Los equipos cliente no se pueden conectar al servidor que ejecuta IIS. Dado que los servidores no tienen los certificados intermedios configurados correctamente, los equipos cliente no pueden autenticar estos servidores.

Se recomienda configurar correctamente los certificados intermedios en el servidor.

Detalles técnicos

La validación de certificados X.509 consta de varias fases, incluida la detección de rutas de acceso de certificado y la validación de rutas de acceso.

Como parte de la detección de rutas de acceso de certificado, los certificados intermedios deben encontrarse para crear la ruta de acceso del certificado hasta un certificado raíz de confianza. Un certificado intermedio es útil para determinar si un certificado fue emitido en última instancia por una entidad de certificación raíz (CA) válida. Estos certificados se pueden obtener de la memoria caché o del almacén de certificados en el equipo cliente. Los servidores también pueden proporcionar la información al equipo cliente.

En la negociación SSL, el certificado de servidor se valida en el cliente. En este caso, el servidor proporciona los certificados al equipo cliente, junto con los certificados de emisión intermedios que el equipo cliente usa para crear la ruta de acceso del certificado. La cadena de certificados completa, excepto el certificado raíz, se envía al equipo cliente.

Una cadena de certificados de un certificado de autenticación de servidor configurado se basa en el contexto del equipo local. De este modo, IIS determina el conjunto de certificados que envía a los clientes para TLS/SSL. Para configurar correctamente los certificados intermedios, agrégrelos al almacén de certificados de CA intermedio en la cuenta de equipo local del servidor.

Suponga que un operador de servidor instala un certificado SSL junto con los certificados de CA emisores relevantes. Cuando el certificado SSL se renueva más adelante, el operador del servidor debe asegurarse de que los certificados de emisión intermedios se actualizan al mismo tiempo.

Configurar certificados intermedios

  1. Abra el complemento Certificados de Microsoft Management Console (MMC). Para ello, siga estos pasos:
    1. En un símbolo del sistema, escribaMmc.exe.
    2. Si no ejecuta el programa como administrador integrado, se le pedirá permiso para ejecutar el programa. En el cuadro Seguridad de Windows de diálogo, haga clic en Permitir.
    3. En el menú Archivo, seleccione Agregar o quitar complemento.
    4. En el cuadro de diálogo Agregar o quitar complementos, seleccione el complemento Certificados en la lista Complementos disponibles.
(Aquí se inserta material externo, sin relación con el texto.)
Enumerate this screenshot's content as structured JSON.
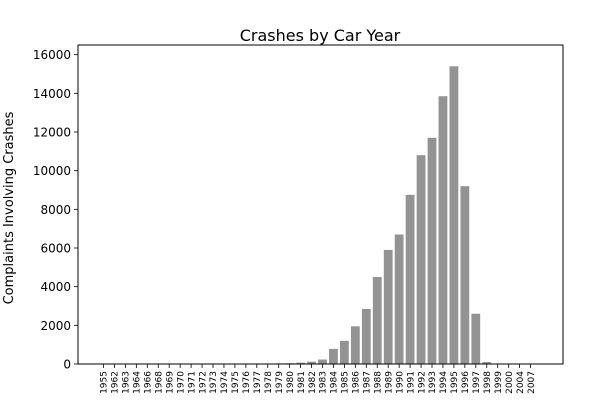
{
  "chart_data": {
    "type": "bar",
    "title": "Crashes by Car Year",
    "xlabel": "",
    "ylabel": "Complaints Involving Crashes",
    "ylim": [
      0,
      16500
    ],
    "yticks": [
      0,
      2000,
      4000,
      6000,
      8000,
      10000,
      12000,
      14000,
      16000
    ],
    "grid": false,
    "legend": "none",
    "bar_color": "#939393",
    "categories": [
      "1955",
      "1962",
      "1963",
      "1964",
      "1966",
      "1968",
      "1969",
      "1970",
      "1971",
      "1972",
      "1973",
      "1974",
      "1975",
      "1976",
      "1977",
      "1978",
      "1979",
      "1980",
      "1981",
      "1982",
      "1983",
      "1984",
      "1985",
      "1986",
      "1987",
      "1988",
      "1989",
      "1990",
      "1991",
      "1992",
      "1993",
      "1994",
      "1995",
      "1996",
      "1997",
      "1998",
      "1999",
      "2000",
      "2004",
      "2007"
    ],
    "values": [
      2,
      2,
      2,
      2,
      2,
      3,
      3,
      4,
      4,
      5,
      6,
      6,
      8,
      10,
      15,
      25,
      30,
      40,
      70,
      120,
      230,
      780,
      1200,
      1950,
      2850,
      4500,
      5900,
      6700,
      8750,
      10800,
      11700,
      13850,
      15400,
      9200,
      2600,
      100,
      10,
      5,
      3,
      2
    ]
  }
}
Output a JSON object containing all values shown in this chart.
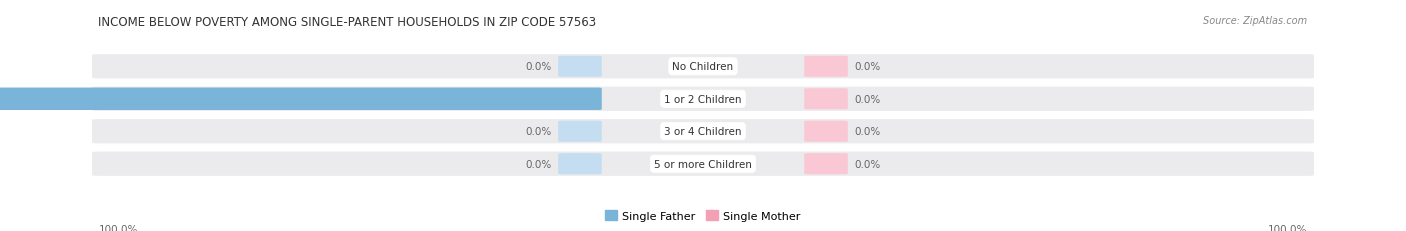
{
  "title": "INCOME BELOW POVERTY AMONG SINGLE-PARENT HOUSEHOLDS IN ZIP CODE 57563",
  "source": "Source: ZipAtlas.com",
  "categories": [
    "No Children",
    "1 or 2 Children",
    "3 or 4 Children",
    "5 or more Children"
  ],
  "single_father": [
    0.0,
    100.0,
    0.0,
    0.0
  ],
  "single_mother": [
    0.0,
    0.0,
    0.0,
    0.0
  ],
  "father_color": "#7ab4d8",
  "mother_color": "#f4a0b4",
  "father_color_light": "#c5ddf0",
  "mother_color_light": "#fac8d4",
  "bar_bg_color": "#ebebee",
  "row_bg_color": "#f0f0f3",
  "title_fontsize": 8.5,
  "source_fontsize": 7.0,
  "label_fontsize": 7.5,
  "cat_fontsize": 7.5,
  "legend_fontsize": 8.0,
  "figsize": [
    14.06,
    2.32
  ],
  "dpi": 100,
  "axis_label_left": "100.0%",
  "axis_label_right": "100.0%",
  "xlim_max": 100
}
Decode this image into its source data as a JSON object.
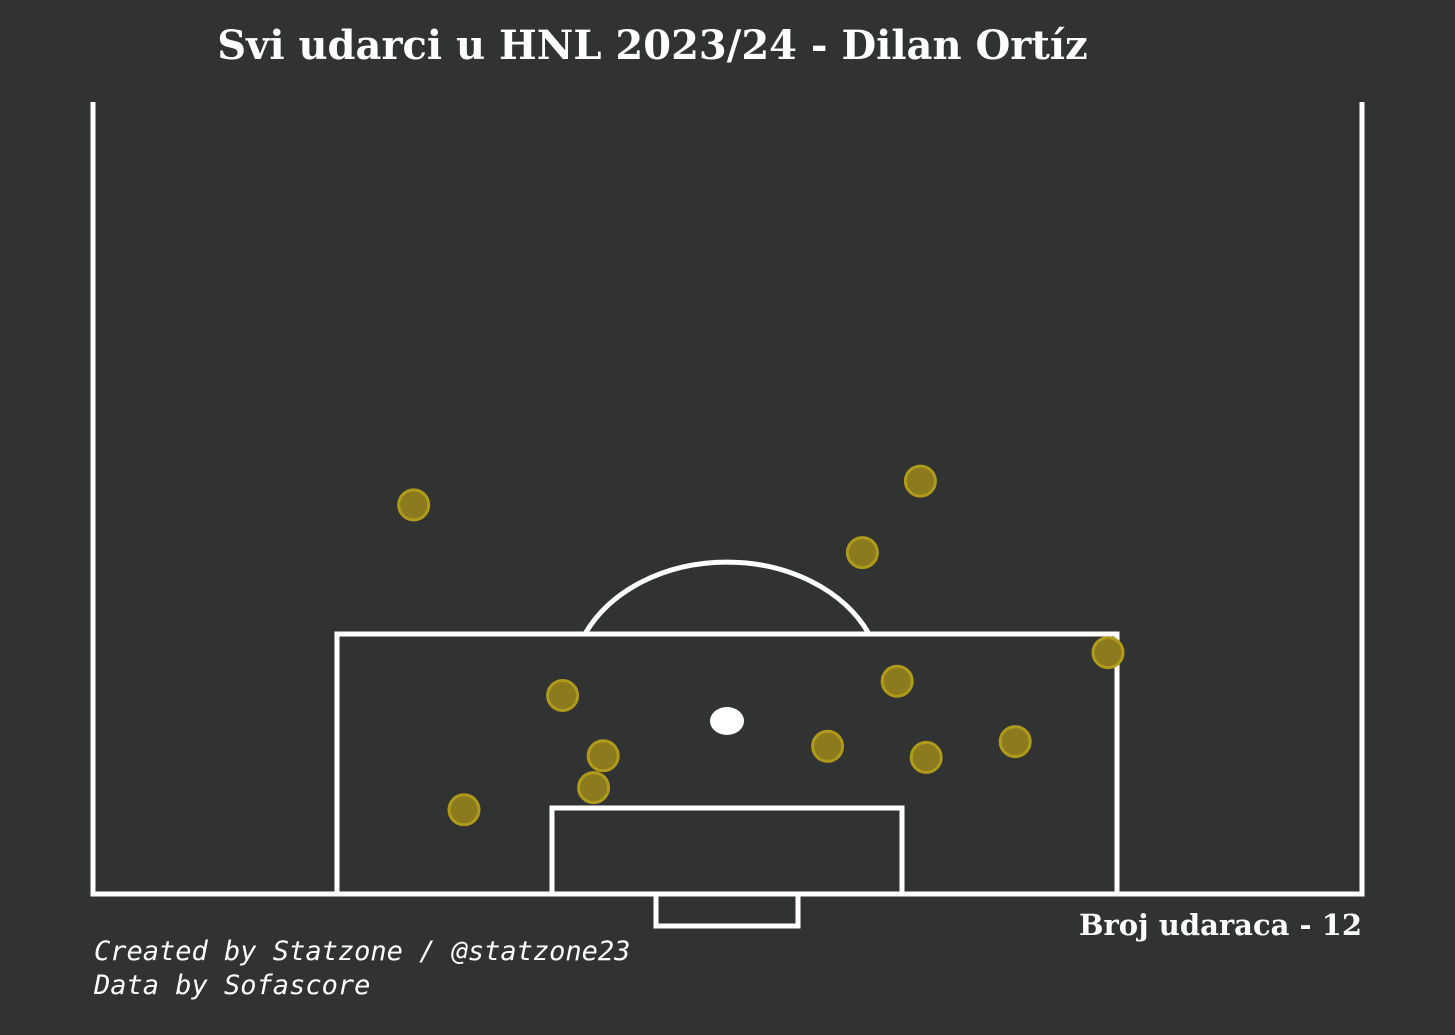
{
  "chart_data": {
    "type": "scatter",
    "title": "Svi udarci u HNL 2023/24 - Dilan Ortíz",
    "pitch": "half-pitch shot map",
    "units": "metres from goal line (x) and from pitch centre line (y)",
    "marker_color": "#8B7A1E",
    "marker_edge_color": "#B09A1A",
    "line_color": "#ffffff",
    "background": "#313332",
    "points": [
      {
        "x": 26.0,
        "y": 10.0
      },
      {
        "x": 21.5,
        "y": 7.0
      },
      {
        "x": 24.5,
        "y": -16.2
      },
      {
        "x": 15.2,
        "y": 19.7
      },
      {
        "x": 13.4,
        "y": 8.8
      },
      {
        "x": 12.5,
        "y": -8.5
      },
      {
        "x": 9.6,
        "y": 14.9
      },
      {
        "x": 9.3,
        "y": 5.2
      },
      {
        "x": 8.7,
        "y": -6.4
      },
      {
        "x": 8.6,
        "y": 10.3
      },
      {
        "x": 6.7,
        "y": -6.9
      },
      {
        "x": 5.3,
        "y": -13.6
      }
    ]
  },
  "annotations": {
    "shot_count": "Broj udaraca - 12",
    "credit_line_1": "Created by Statzone / @statzone23",
    "credit_line_2": "Data by Sofascore"
  }
}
A continuación, seleccione > Agregar aceptar.
    5. En el cuadro de diálogo Complemento Certificados, seleccione Cuenta de equipo y, a continuación, seleccione Siguiente.
    6. En el cuadro de diálogo Seleccionar equipo, seleccione Finalizar.
    7. En el cuadro de diálogo Agregar o quitar complementos, seleccione Aceptar.
  2. Para agregar un certificado intermedio, siga estos pasos:
    1. En el complemento CERTIFICADOS MMC, expanda Certificados , haga clic con el botón secundario en Autoridades de certificación intermedias , elija Todas las tareas y, a continuación, seleccione Importar.
    2. En el Asistente para importación de certificados, seleccione Siguiente.
    3. En la página Archivo para importar, escriba el nombre de archivo del certificado que desea importar en el cuadro Nombre de archivo. Después, seleccione Siguiente.
    4. Seleccione Siguiente y, a continuación, complete el Asistente para importación de certificados.

Referencias

Para obtener más información sobre cómo la función crea cadenas de certificados y valida el estado de CryptoAPI revocación, visite Troubleshooting Certificate Status and Revocation.